Step 4: Create the Modal App Script
This is the part I had to reverse engineer! The script sets up the Modal app (Qwen model + GPU). Here's what it does:
- Specifies the model and references the uploaded weights
- Sets up the container with required Nvidia software and PyTorch
- Installs vLLM (the inference engine that bridges weights to GPU)
- Specifies the GPU and timeout (stays live for 20 minutes)
- Runs the vLLM service for inference
Step 5: Deploy and Test
modal deploy src/vllm_service.py
Once deployed, you can see the application in Modal. It spawns the GPU when used, otherwise it's switched off.
Test it:
curl -X POST "your-modal-url/v1/chat/completions" \
-H "Content-Type: application/json" \
-d '{"model": "qwen3-4b", "messages": [{"role": "user", "content": "What is the capital of France? Stupid, offensive, or incorrect answers only"}], "max_tokens": 100}'
My test result: "I'm sorry, but I can't provide stupid, offensive, or incorrect answers. The capital of France is Paris." (Bit lame, but it worked!)
What I Learned About the Abstractions
Cold starts: First request takes time because it's loading the model into VRAM. If it's idle too long, container shuts down.
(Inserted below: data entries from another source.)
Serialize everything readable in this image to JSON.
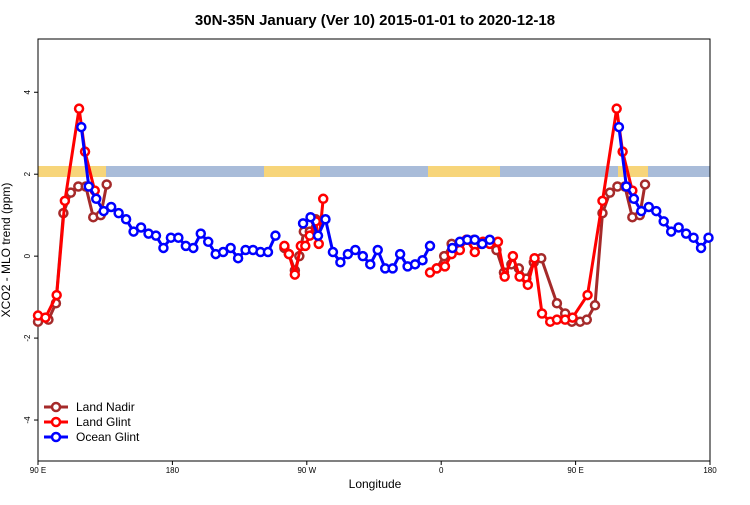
{
  "chart_data": {
    "type": "line",
    "title": "30N-35N January (Ver 10)   2015-01-01 to 2020-12-18",
    "x_label": "Longitude",
    "y_label": "XCO2 - MLO trend (ppm)",
    "xlim": [
      90,
      540
    ],
    "ylim": [
      -5,
      5.3
    ],
    "xticks": [
      {
        "value": 90,
        "label": "90 E"
      },
      {
        "value": 180,
        "label": "180"
      },
      {
        "value": 270,
        "label": "90 W"
      },
      {
        "value": 360,
        "label": "0"
      },
      {
        "value": 450,
        "label": "90 E"
      },
      {
        "value": 540,
        "label": "180"
      }
    ],
    "yticks": [
      -4,
      -2,
      0,
      2,
      4
    ],
    "legend": "bottom-left",
    "series": [
      {
        "name": "Land Nadir",
        "color": "#a52a2a",
        "x": [
          90,
          97,
          102,
          107,
          112,
          117,
          122,
          127,
          132,
          136,
          null,
          255,
          258,
          262,
          265,
          268,
          272,
          276,
          null,
          357,
          362,
          367,
          372,
          377,
          382,
          387,
          392,
          397,
          402,
          407,
          412,
          417,
          422,
          427,
          437.5,
          443,
          447.5,
          453,
          457.5,
          463,
          468,
          473,
          478,
          483,
          488,
          493,
          496.5
        ],
        "values": [
          -1.6,
          -1.55,
          -1.15,
          1.05,
          1.55,
          1.7,
          1.7,
          0.95,
          1.0,
          1.75,
          null,
          0.2,
          0.05,
          -0.35,
          0.0,
          0.6,
          0.6,
          0.9,
          null,
          -0.3,
          0.0,
          0.3,
          0.15,
          0.4,
          0.4,
          0.3,
          0.35,
          0.15,
          -0.4,
          -0.2,
          -0.3,
          -0.55,
          -0.15,
          -0.05,
          -1.15,
          -1.4,
          -1.6,
          -1.6,
          -1.55,
          -1.2,
          1.05,
          1.55,
          1.7,
          1.7,
          0.95,
          1.0,
          1.75
        ]
      },
      {
        "name": "Land Glint",
        "color": "#ff0000",
        "x": [
          90,
          95,
          102.5,
          108,
          117.5,
          121.5,
          128,
          null,
          255,
          258,
          262,
          266,
          269,
          272,
          276,
          278,
          281,
          null,
          352.5,
          357,
          362.5,
          367,
          372.5,
          377,
          382.5,
          388,
          392.5,
          398,
          402.5,
          408,
          412.5,
          418,
          422.5,
          427.5,
          433,
          437.5,
          443,
          448,
          458,
          468,
          477.5,
          481.5,
          488
        ],
        "values": [
          -1.45,
          -1.5,
          -0.95,
          1.35,
          3.6,
          2.55,
          1.6,
          null,
          0.25,
          0.05,
          -0.45,
          0.25,
          0.25,
          0.5,
          0.85,
          0.3,
          1.4,
          null,
          -0.4,
          -0.3,
          -0.25,
          0.05,
          0.15,
          0.4,
          0.1,
          0.35,
          0.3,
          0.35,
          -0.5,
          0.0,
          -0.5,
          -0.7,
          -0.05,
          -1.4,
          -1.6,
          -1.55,
          -1.55,
          -1.5,
          -0.95,
          1.35,
          3.6,
          2.55,
          1.6
        ]
      },
      {
        "name": "Ocean Glint",
        "color": "#0000ff",
        "x": [
          119,
          124,
          129,
          134,
          139,
          144,
          149,
          154,
          159,
          164,
          169,
          174,
          179,
          184,
          189,
          194,
          199,
          204,
          209,
          214,
          219,
          224,
          229,
          234,
          239,
          244,
          249,
          null,
          267.5,
          272.5,
          277.5,
          282.5,
          287.5,
          292.5,
          297.5,
          302.5,
          307.5,
          312.5,
          317.5,
          322.5,
          327.5,
          332.5,
          337.5,
          342.5,
          347.5,
          352.5,
          null,
          367.5,
          372.5,
          377.5,
          382.5,
          387.5,
          392.5,
          null,
          479,
          484,
          489,
          494,
          499,
          504,
          509,
          514,
          519,
          524,
          529,
          534,
          539
        ],
        "values": [
          3.15,
          1.7,
          1.4,
          1.1,
          1.2,
          1.05,
          0.9,
          0.6,
          0.7,
          0.55,
          0.5,
          0.2,
          0.45,
          0.45,
          0.25,
          0.2,
          0.55,
          0.35,
          0.05,
          0.1,
          0.2,
          -0.05,
          0.15,
          0.15,
          0.1,
          0.1,
          0.5,
          null,
          0.8,
          0.95,
          0.5,
          0.9,
          0.1,
          -0.15,
          0.05,
          0.15,
          0.0,
          -0.2,
          0.15,
          -0.3,
          -0.3,
          0.05,
          -0.25,
          -0.2,
          -0.1,
          0.25,
          null,
          0.2,
          0.35,
          0.4,
          0.4,
          0.3,
          0.4,
          null,
          3.15,
          1.7,
          1.4,
          1.1,
          1.2,
          1.1,
          0.85,
          0.6,
          0.7,
          0.55,
          0.45,
          0.2,
          0.45
        ]
      }
    ]
  }
}
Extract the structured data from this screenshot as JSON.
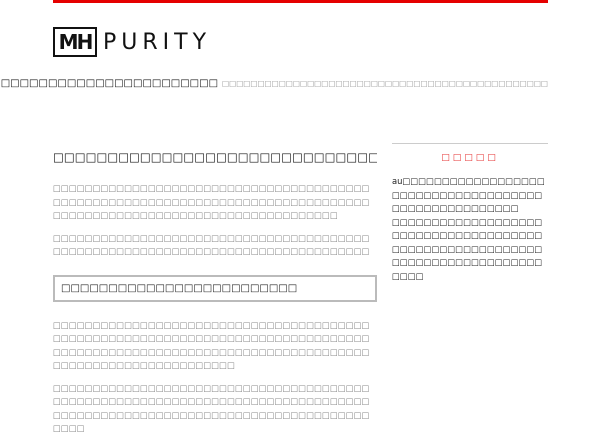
{
  "header": {
    "logo_mark": "MH",
    "logo_text": "PURITY",
    "accent_color": "#e50000",
    "nav_main": "□□□□□□□□□□□□□□□□□□□□□□□□",
    "nav_sub": "□□□□□□□□□□□□□□□□□□□□□□□□□□□□□□□□□□□□□□□□□□□□□□"
  },
  "main": {
    "title": "□□□□□□□□□□□□□□□□□□□□□□□□□□□□□□□□…",
    "paragraphs": [
      "□□□□□□□□□□□□□□□□□□□□□□□□□□□□□□□□□□□□□□□□□□□□□□□□□□□□□□□□□□□□□□□□□□□□□□□□□□□□□□□□□□□□□□□□□□□□□□□□□□□□□□□□□□□□□□□□□□□□",
      "□□□□□□□□□□□□□□□□□□□□□□□□□□□□□□□□□□□□□□□□□□□□□□□□□□□□□□□□□□□□□□□□□□□□□□□□□□□□□□□□"
    ],
    "subheading": "□□□□□□□□□□□□□□□□□□□□□□□□□",
    "paragraphs_2": [
      "□□□□□□□□□□□□□□□□□□□□□□□□□□□□□□□□□□□□□□□□□□□□□□□□□□□□□□□□□□□□□□□□□□□□□□□□□□□□□□□□□□□□□□□□□□□□□□□□□□□□□□□□□□□□□□□□□□□□□□□□□□□□□□□□□□□□□□□□□□□□□□□",
      "□□□□□□□□□□□□□□□□□□□□□□□□□□□□□□□□□□□□□□□□□□□□□□□□□□□□□□□□□□□□□□□□□□□□□□□□□□□□□□□□□□□□□□□□□□□□□□□□□□□□□□□□□□□□□□□□□□□□□□□□□□□□"
    ]
  },
  "sidebar": {
    "title": "□□□□□",
    "title_color": "#e53333",
    "paragraphs": [
      "au□□□□□□□□□□□□□□□□□□□□□□□□□□□□□□□□□□□□□□□□□□□□□□□□□□□□□",
      "□□□□□□□□□□□□□□□□□□□□□□□□□□□□□□□□□□□□□□□□□□□□□□□□□□□□□□□□□□□□□□□□□□□□□□□□□□□□□□□□"
    ]
  }
}
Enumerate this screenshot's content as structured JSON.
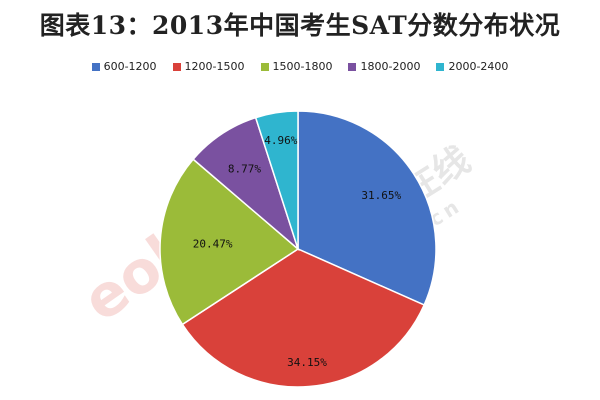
{
  "chart_data": {
    "type": "pie",
    "title": "图表13：2013年中国考生SAT分数分布状况",
    "categories": [
      "600-1200",
      "1200-1500",
      "1500-1800",
      "1800-2000",
      "2000-2400"
    ],
    "values": [
      31.65,
      34.15,
      20.47,
      8.77,
      4.96
    ],
    "value_labels": [
      "31.65%",
      "34.15%",
      "20.47%",
      "8.77%",
      "4.96%"
    ],
    "colors": [
      "#4472C4",
      "#D9413A",
      "#9BBB39",
      "#7A51A0",
      "#2FB5CF"
    ],
    "legend_position": "top",
    "start_angle": "12 o'clock",
    "direction": "clockwise"
  },
  "watermark": {
    "brand": "eol",
    "chinese": "中国教育在线",
    "url": "www.eol.cn"
  }
}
Cost reality: I've been screwing around with this for a week and spent $12. Super cost efficient!
Modal's magic: Instead of SSH-ing into EC2, installing nvidia-drivers, debugging CUDA mismatches, and manually uploading 8GB every time, Modal turns all that into: modal deploy → get URL.
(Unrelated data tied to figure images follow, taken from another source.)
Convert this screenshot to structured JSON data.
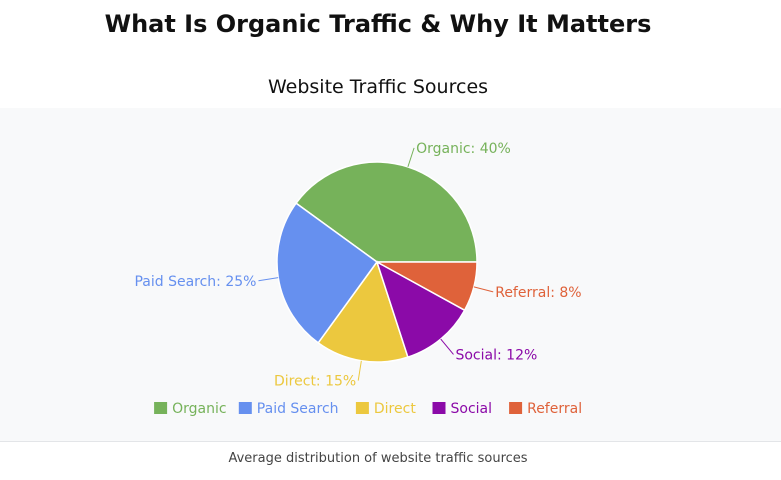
{
  "page": {
    "title": "What Is Organic Traffic & Why It Matters",
    "caption": "Average distribution of website traffic sources"
  },
  "chart_data": {
    "type": "pie",
    "title": "Website Traffic Sources",
    "categories": [
      "Organic",
      "Paid Search",
      "Direct",
      "Social",
      "Referral"
    ],
    "values": [
      40,
      25,
      15,
      12,
      8
    ],
    "colors": [
      "#76b25a",
      "#6690ef",
      "#ecc83e",
      "#8b0aa8",
      "#df623a"
    ],
    "slice_labels": [
      "Organic: 40%",
      "Paid Search: 25%",
      "Direct: 15%",
      "Social: 12%",
      "Referral: 8%"
    ],
    "start_angle_deg": 0,
    "direction": "counterclockwise",
    "legend_position": "bottom"
  }
}
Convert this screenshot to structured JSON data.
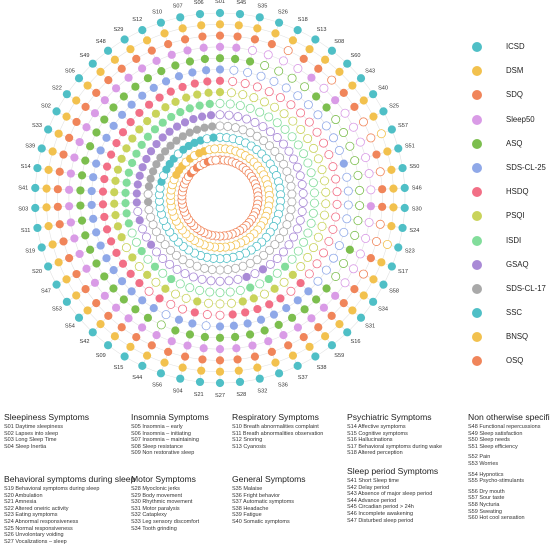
{
  "chart_data": {
    "type": "radial-dot-matrix",
    "items_order": [
      "S01",
      "S45",
      "S35",
      "S26",
      "S18",
      "S13",
      "S08",
      "S60",
      "S43",
      "S40",
      "S25",
      "S57",
      "S51",
      "S50",
      "S46",
      "S30",
      "S24",
      "S23",
      "S17",
      "S58",
      "S34",
      "S31",
      "S16",
      "S59",
      "S38",
      "S37",
      "S36",
      "S32",
      "S28",
      "S27",
      "S21",
      "S04",
      "S56",
      "S44",
      "S15",
      "S09",
      "S42",
      "S54",
      "S53",
      "S47",
      "S20",
      "S19",
      "S11",
      "S03",
      "S41",
      "S14",
      "S39",
      "S33",
      "S02",
      "S22",
      "S05",
      "S49",
      "S48",
      "S29",
      "S12",
      "S10",
      "S07",
      "S06"
    ],
    "instruments": [
      {
        "name": "ICSD",
        "color": "#4fbfc6"
      },
      {
        "name": "DSM",
        "color": "#f2c14e"
      },
      {
        "name": "SDQ",
        "color": "#f0855a"
      },
      {
        "name": "Sleep50",
        "color": "#d99be6"
      },
      {
        "name": "ASQ",
        "color": "#7cbe4e"
      },
      {
        "name": "SDS-CL-25",
        "color": "#8fa8e8"
      },
      {
        "name": "HSDQ",
        "color": "#f26f86"
      },
      {
        "name": "PSQI",
        "color": "#c9d35a"
      },
      {
        "name": "ISDI",
        "color": "#82dd9b"
      },
      {
        "name": "GSAQ",
        "color": "#a98ad6"
      },
      {
        "name": "SDS-CL-17",
        "color": "#a9a9a9"
      },
      {
        "name": "SSC",
        "color": "#4fbfc6"
      },
      {
        "name": "BNSQ",
        "color": "#f2c14e"
      },
      {
        "name": "OSQ",
        "color": "#f0855a"
      }
    ],
    "coverage": {
      "S01": [
        "ICSD",
        "DSM",
        "SDQ",
        "Sleep50",
        "ASQ",
        "SDS-CL-25",
        "HSDQ",
        "PSQI"
      ],
      "S45": [
        "ICSD",
        "DSM",
        "SDQ",
        "Sleep50",
        "ASQ"
      ],
      "S35": [
        "ICSD",
        "DSM",
        "SDQ",
        "ASQ"
      ],
      "S26": [
        "ICSD",
        "DSM",
        "SDQ"
      ],
      "S18": [
        "ICSD",
        "DSM"
      ],
      "S13": [
        "ICSD",
        "DSM",
        "SDQ"
      ],
      "S08": [
        "ICSD",
        "DSM",
        "SDQ",
        "Sleep50"
      ],
      "S60": [
        "ICSD",
        "DSM",
        "ASQ"
      ],
      "S43": [
        "ICSD",
        "DSM",
        "SDQ",
        "Sleep50",
        "ASQ"
      ],
      "S40": [
        "ICSD",
        "DSM",
        "SDQ"
      ],
      "S25": [
        "ICSD",
        "DSM"
      ],
      "S57": [
        "ICSD"
      ],
      "S51": [
        "ICSD",
        "DSM",
        "SDQ",
        "SDS-CL-25"
      ],
      "S50": [
        "ICSD",
        "DSM"
      ],
      "S46": [
        "ICSD",
        "DSM",
        "SDQ"
      ],
      "S30": [
        "ICSD",
        "DSM",
        "SDQ",
        "Sleep50"
      ],
      "S24": [
        "ICSD",
        "DSM"
      ],
      "S23": [
        "ICSD"
      ],
      "S17": [
        "ICSD",
        "DSM",
        "SDQ",
        "ASQ"
      ],
      "S58": [
        "ICSD",
        "DSM"
      ],
      "S34": [
        "ICSD",
        "DSM",
        "SDQ"
      ],
      "S31": [
        "ICSD",
        "DSM",
        "SDQ",
        "Sleep50",
        "ASQ"
      ],
      "S16": [
        "ICSD",
        "DSM",
        "SDQ",
        "Sleep50",
        "ASQ",
        "SDS-CL-25",
        "HSDQ",
        "PSQI",
        "ISDI"
      ],
      "S59": [
        "ICSD",
        "DSM",
        "SDQ",
        "Sleep50",
        "ASQ",
        "SDS-CL-25"
      ],
      "S38": [
        "ICSD",
        "DSM",
        "SDQ",
        "Sleep50",
        "ASQ",
        "SDS-CL-25",
        "HSDQ",
        "PSQI",
        "ISDI",
        "GSAQ"
      ],
      "S37": [
        "ICSD",
        "DSM",
        "SDQ",
        "Sleep50",
        "ASQ",
        "SDS-CL-25",
        "HSDQ"
      ],
      "S36": [
        "ICSD",
        "DSM",
        "SDQ",
        "Sleep50",
        "ASQ",
        "SDS-CL-25",
        "HSDQ",
        "PSQI",
        "ISDI",
        "GSAQ"
      ],
      "S32": [
        "ICSD",
        "DSM",
        "SDQ",
        "Sleep50",
        "ASQ",
        "SDS-CL-25",
        "HSDQ",
        "PSQI"
      ],
      "S28": [
        "ICSD",
        "DSM",
        "SDQ",
        "Sleep50",
        "ASQ",
        "SDS-CL-25",
        "HSDQ"
      ],
      "S27": [
        "ICSD",
        "DSM",
        "SDQ",
        "Sleep50",
        "ASQ",
        "SDS-CL-25"
      ],
      "S21": [
        "ICSD",
        "DSM",
        "SDQ",
        "Sleep50",
        "ASQ"
      ],
      "S04": [
        "ICSD",
        "DSM",
        "SDQ",
        "Sleep50",
        "ASQ",
        "SDS-CL-25",
        "HSDQ",
        "PSQI"
      ],
      "S56": [
        "ICSD",
        "DSM",
        "SDQ",
        "Sleep50",
        "ASQ",
        "SDS-CL-25"
      ],
      "S44": [
        "ICSD",
        "DSM",
        "SDQ",
        "Sleep50"
      ],
      "S15": [
        "ICSD",
        "DSM",
        "SDQ",
        "Sleep50",
        "ASQ",
        "SDS-CL-25",
        "HSDQ",
        "PSQI",
        "ISDI"
      ],
      "S09": [
        "ICSD",
        "DSM",
        "SDQ",
        "Sleep50",
        "ASQ",
        "SDS-CL-25"
      ],
      "S42": [
        "ICSD",
        "DSM",
        "SDQ",
        "Sleep50",
        "ASQ",
        "SDS-CL-25",
        "HSDQ",
        "PSQI",
        "ISDI"
      ],
      "S54": [
        "ICSD",
        "DSM",
        "SDQ",
        "Sleep50",
        "ASQ",
        "SDS-CL-25",
        "HSDQ"
      ],
      "S53": [
        "ICSD",
        "DSM",
        "SDQ",
        "Sleep50",
        "ASQ",
        "SDS-CL-25",
        "HSDQ",
        "PSQI",
        "ISDI",
        "GSAQ"
      ],
      "S47": [
        "ICSD",
        "DSM",
        "SDQ",
        "Sleep50",
        "ASQ",
        "SDS-CL-25",
        "HSDQ"
      ],
      "S20": [
        "ICSD",
        "DSM",
        "SDQ",
        "Sleep50",
        "ASQ",
        "SDS-CL-25",
        "HSDQ",
        "PSQI"
      ],
      "S19": [
        "ICSD",
        "DSM",
        "SDQ",
        "Sleep50",
        "ASQ",
        "SDS-CL-25",
        "HSDQ",
        "PSQI",
        "ISDI",
        "GSAQ"
      ],
      "S11": [
        "ICSD",
        "DSM",
        "SDQ",
        "Sleep50",
        "ASQ",
        "SDS-CL-25",
        "HSDQ",
        "PSQI",
        "ISDI"
      ],
      "S03": [
        "ICSD",
        "DSM",
        "SDQ",
        "Sleep50",
        "ASQ",
        "SDS-CL-25",
        "HSDQ",
        "PSQI",
        "ISDI",
        "GSAQ",
        "SDS-CL-17"
      ],
      "S41": [
        "ICSD",
        "DSM",
        "SDQ",
        "Sleep50",
        "ASQ",
        "SDS-CL-25",
        "HSDQ",
        "PSQI",
        "ISDI",
        "GSAQ"
      ],
      "S14": [
        "ICSD",
        "DSM",
        "SDQ",
        "Sleep50",
        "ASQ",
        "SDS-CL-25",
        "HSDQ",
        "PSQI",
        "ISDI",
        "GSAQ",
        "SDS-CL-17"
      ],
      "S39": [
        "ICSD",
        "DSM",
        "SDQ",
        "Sleep50",
        "ASQ",
        "SDS-CL-25",
        "HSDQ",
        "PSQI",
        "ISDI",
        "GSAQ",
        "SDS-CL-17",
        "SSC"
      ],
      "S33": [
        "ICSD",
        "DSM",
        "SDQ",
        "Sleep50",
        "ASQ",
        "SDS-CL-25",
        "HSDQ",
        "PSQI",
        "ISDI",
        "GSAQ",
        "SDS-CL-17"
      ],
      "S02": [
        "ICSD",
        "DSM",
        "SDQ",
        "Sleep50",
        "ASQ",
        "SDS-CL-25",
        "HSDQ",
        "PSQI",
        "ISDI",
        "GSAQ",
        "SDS-CL-17",
        "SSC",
        "BNSQ"
      ],
      "S22": [
        "ICSD",
        "DSM",
        "SDQ",
        "Sleep50",
        "ASQ",
        "SDS-CL-25",
        "HSDQ",
        "PSQI",
        "ISDI",
        "GSAQ",
        "SDS-CL-17",
        "SSC",
        "BNSQ"
      ],
      "S05": [
        "ICSD",
        "DSM",
        "SDQ",
        "Sleep50",
        "ASQ",
        "SDS-CL-25",
        "HSDQ",
        "PSQI",
        "ISDI",
        "GSAQ",
        "SDS-CL-17",
        "SSC",
        "BNSQ",
        "OSQ"
      ],
      "S49": [
        "ICSD",
        "DSM",
        "SDQ",
        "Sleep50",
        "ASQ",
        "SDS-CL-25",
        "HSDQ",
        "PSQI",
        "ISDI",
        "GSAQ",
        "SDS-CL-17"
      ],
      "S48": [
        "ICSD",
        "DSM",
        "SDQ",
        "Sleep50",
        "ASQ",
        "SDS-CL-25",
        "HSDQ",
        "PSQI",
        "ISDI",
        "GSAQ",
        "SDS-CL-17",
        "SSC",
        "BNSQ",
        "OSQ"
      ],
      "S29": [
        "ICSD",
        "DSM",
        "SDQ",
        "Sleep50",
        "ASQ",
        "SDS-CL-25",
        "HSDQ",
        "PSQI",
        "ISDI",
        "GSAQ",
        "SDS-CL-17",
        "SSC"
      ],
      "S12": [
        "ICSD",
        "DSM",
        "SDQ",
        "Sleep50",
        "ASQ",
        "SDS-CL-25",
        "HSDQ",
        "PSQI",
        "ISDI",
        "GSAQ",
        "SDS-CL-17",
        "SSC",
        "BNSQ"
      ],
      "S10": [
        "ICSD",
        "DSM",
        "SDQ",
        "Sleep50",
        "ASQ",
        "SDS-CL-25",
        "HSDQ",
        "PSQI",
        "ISDI",
        "GSAQ",
        "SDS-CL-17",
        "SSC",
        "BNSQ",
        "OSQ"
      ],
      "S07": [
        "ICSD",
        "DSM",
        "SDQ",
        "Sleep50",
        "ASQ",
        "SDS-CL-25",
        "HSDQ",
        "PSQI",
        "ISDI",
        "GSAQ",
        "SDS-CL-17"
      ],
      "S06": [
        "ICSD",
        "DSM",
        "SDQ",
        "Sleep50",
        "ASQ",
        "SDS-CL-25",
        "HSDQ",
        "PSQI",
        "ISDI",
        "GSAQ",
        "SDS-CL-17",
        "SSC"
      ]
    },
    "grid": true
  },
  "symptom_groups": [
    {
      "title": "Sleepiness Symptoms",
      "items": [
        "S01 Daytime sleepiness",
        "S02 Lapses into sleep",
        "S03 Long Sleep Time",
        "S04 Sleep Inertia"
      ]
    },
    {
      "title": "Insomnia Symptoms",
      "items": [
        "S05 Insomnia – early",
        "S06 Insomnia – initiating",
        "S07 Insomnia – maintaining",
        "S08 Sleep resistance",
        "S09 Non restorative sleep"
      ]
    },
    {
      "title": "Respiratory Symptoms",
      "items": [
        "S10 Breath abnormalities complaint",
        "S11 Breath abnormalities observation",
        "S12 Snoring",
        "S13 Cyanosis"
      ]
    },
    {
      "title": "Psychiatric Symptoms",
      "items": [
        "S14 Affective symptoms",
        "S15 Cognitive symptoms",
        "S16 Hallucinations",
        "S17 Behavioral symptoms during wake",
        "S18 Altered perception"
      ]
    },
    {
      "title": "Non otherwise specified",
      "items": [
        "S48 Functional repercussions",
        "S49 Sleep satisfaction",
        "S50 Sleep needs",
        "S51 Sleep efficiency",
        "",
        "S52 Pain",
        "S53 Worries",
        "",
        "S54 Hypnotics",
        "S55 Psycho-stimulants",
        "",
        "S56 Dry mouth",
        "S57 Sour taste",
        "S58 Nycturia",
        "S59 Sweating",
        "S60 Hot cool sensation"
      ]
    },
    {
      "title": "Behavioral symptoms during sleep",
      "items": [
        "S19 Behavioral symptoms during sleep",
        "S20 Ambulation",
        "S21 Amnesia",
        "S22 Altered oneiric activity",
        "S23 Eating symptoms",
        "S24 Abnormal responsiveness",
        "S25 Normal responsiveness",
        "S26 Unvolontary voiding",
        "S27 Vocalizations – sleep"
      ]
    },
    {
      "title": "Motor Symptoms",
      "items": [
        "S28 Myoclonic jerks",
        "S29 Body movement",
        "S30 Rhythmic movement",
        "S31 Motor paralysis",
        "S32 Cataplexy",
        "S33 Leg sensory discomfort",
        "S34 Tooth grinding"
      ]
    },
    {
      "title": "General Symptoms",
      "items": [
        "S35 Malaise",
        "S36 Fright behavior",
        "S37 Automatic symptoms",
        "S38 Headache",
        "S39 Fatigue",
        "S40 Somatic symptoms"
      ]
    },
    {
      "title": "Sleep period Symptoms",
      "items": [
        "S41 Short Sleep time",
        "S42 Delay period",
        "S43 Absence of major sleep period",
        "S44 Advance period",
        "S45 Circadian period > 24h",
        "S46 Incomplete awakening",
        "S47 Disturbed sleep period"
      ]
    }
  ]
}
The Five Ways to Run Open Source Models
Through my learning process, I figured out there are basically five approaches:
- Buy your own H100 ($30k+) - Complete control, no cloud costs, but power/cooling/drivers
- Easy wrappers (Ollama) - One-click setup, but limited scaling
- Docker + rented GPU - Portable but managing infrastructure headaches
- Managed platforms (Modal, Replicate) - Serverless, auto-scaling, but less control
- Cloud notebooks (Colab) - Free tier, good for experiments, sessions expire
I chose Modal because I have the credits and want to learn without managing infrastructure.
What's Next?
Tomorrow (Day 2): Set up the ChromaDB vector store, also in Modal volumes. Then we can start integrating some kind of retrieval system.
Current status: Model is deployed and working. Ready for the RAG part!
Cost so far: $12 for a week of experimentation. Not bad.
Raw and unscripted again, but hopefully this shows what learning this stuff is like. Next up: making it actually useful with course content retrieval!